I begin by asking myself two questions:
- If we have a person in field X, what are his or her scholarly interests?
- Are we teaching certain courses in field X on a regular basis?
Because we have a fairly small department, it's easy enough to remember that colleague A is interested in the Transcendentalists, colleague B in literature of the Cold War era, and so on. Similarly, it's also easy to keep tabs on our course offerings; thus, given that we frequently teach the history of the novel but rarely offer entire courses on eighteenth-century poetry, the book orders have to be adjusted accordingly. The unfortunate downside of this approach, as you might expect, is that when field X goes missing, so do its books. (When I arrived in '99, Victorian literature had been AWOL for a bit, and so the holdings needed a bit of work.) Moreover, even while trying to keep my colleagues in books--if not clover--I have to balance their special interests against a given book's more general utility for our students. If Choice tells me that a book is "optional," in other words, or "accessible only to advanced graduate students," then it will probably go the way of all texts.

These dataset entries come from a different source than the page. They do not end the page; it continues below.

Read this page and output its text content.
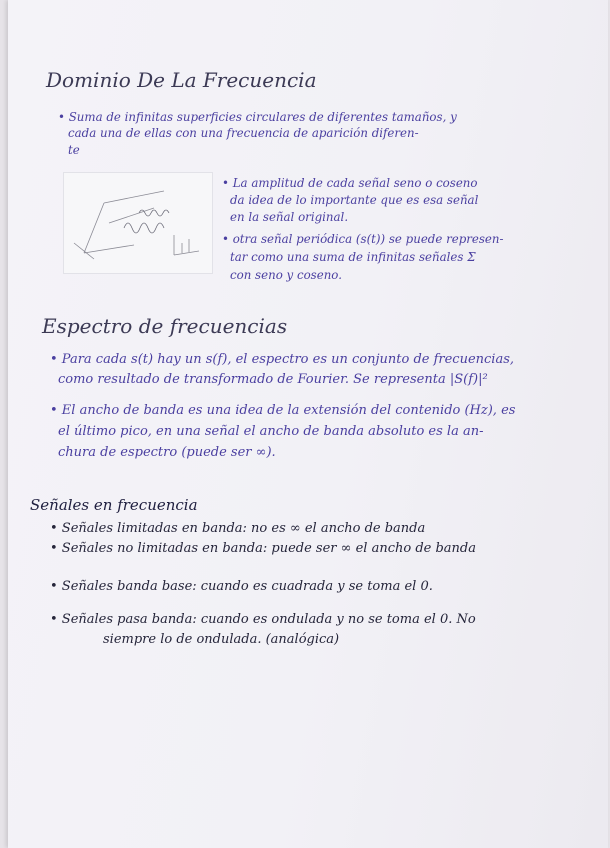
Dominio De La Frecuencia
• Suma de infinitas superficies circulares de diferentes tamaños, y
cada una de ellas con una frecuencia de aparición diferen-
te
• La amplitud de cada señal seno o coseno
da idea de lo importante que es esa señal
en la señal original.
• otra señal periódica (s(t)) se puede represen-
tar como una suma de infinitas señales Σ
con seno y coseno.
Espectro de frecuencias
• Para cada s(t) hay un s(f), el espectro es un conjunto de frecuencias,
como resultado de transformado de Fourier. Se representa |S(f)|²
• El ancho de banda es una idea de la extensión del contenido (Hz), es
el último pico, en una señal el ancho de banda absoluto es la an-
chura de espectro (puede ser ∞).
Señales en frecuencia
• Señales limitadas en banda: no es ∞ el ancho de banda
• Señales no limitadas en banda: puede ser ∞ el ancho de banda
• Señales banda base: cuando es cuadrada y se toma el 0.
• Señales pasa banda: cuando es ondulada y no se toma el 0. No
siempre lo de ondulada. (analógica)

So, let's say a book has survived questions #1 and #2 with flying colors. Then what? The library asks us to categorize books as either first or second choices. A first-choice book will immediately be put into the ordering queue (bear in mind that we have a backlog, as we're asked to encumber our budget as early in the year as possible). Second-choice book orders sit around in a drawer until one of three things happens: 1) we get extra money, 2) I go back and upgrade it, 3) I discard it. I generally divide orders as follows, bearing in mind that we primarily serve an undergraduate population:
- Primary texts (including literature in translation and letters); reference works; major theoretical texts; literary history or wide-ranging studies of multiple authors; large-scale studies of significant authors (including biography)

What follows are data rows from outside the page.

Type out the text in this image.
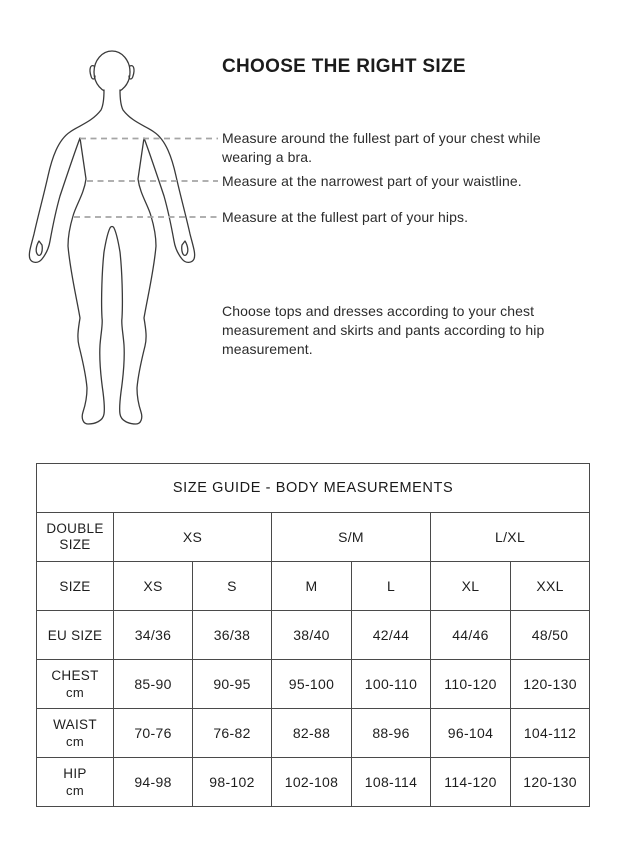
CHOOSE THE RIGHT SIZE

Measure around the fullest part of your chest while wearing a bra.

Measure at the narrowest part of your waistline.

Measure at the fullest part of your hips.

Choose tops and dresses according to your chest measurement and skirts and pants according to hip measurement.

SIZE GUIDE - BODY MEASUREMENTS						
DOUBLE SIZE	XS		S/M		L/XL	
SIZE	XS	S	M	L	XL	XXL
EU SIZE	34/36	36/38	38/40	42/44	44/46	48/50

CHEST
cm	85-90	90-95	95-100	100-110	110-120	120-130

WAIST
cm	70-76	76-82	82-88	88-96	96-104	104-112

HIP
cm	94-98	98-102	102-108	108-114	114-120	120-130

- Narrower monographs; studies of minor authors (unless they have a wider literary-historical application); essay collections; more specialized theoretical texts
Unfortunately, some scholarly editions--I'm looking at you, Pickering & Chatto--are consistently priced out of our reach. Nevertheless, it's always my (logical!) policy to get as much literature as possible on the shelves. As we're near the University of Rochester and have a very efficient ILL program, I don't feel uncomfortable about downgrading extremely specialized secondary texts; if one of my colleagues really needs such a book in the collection, we can always go back and move it into the first-choice queue.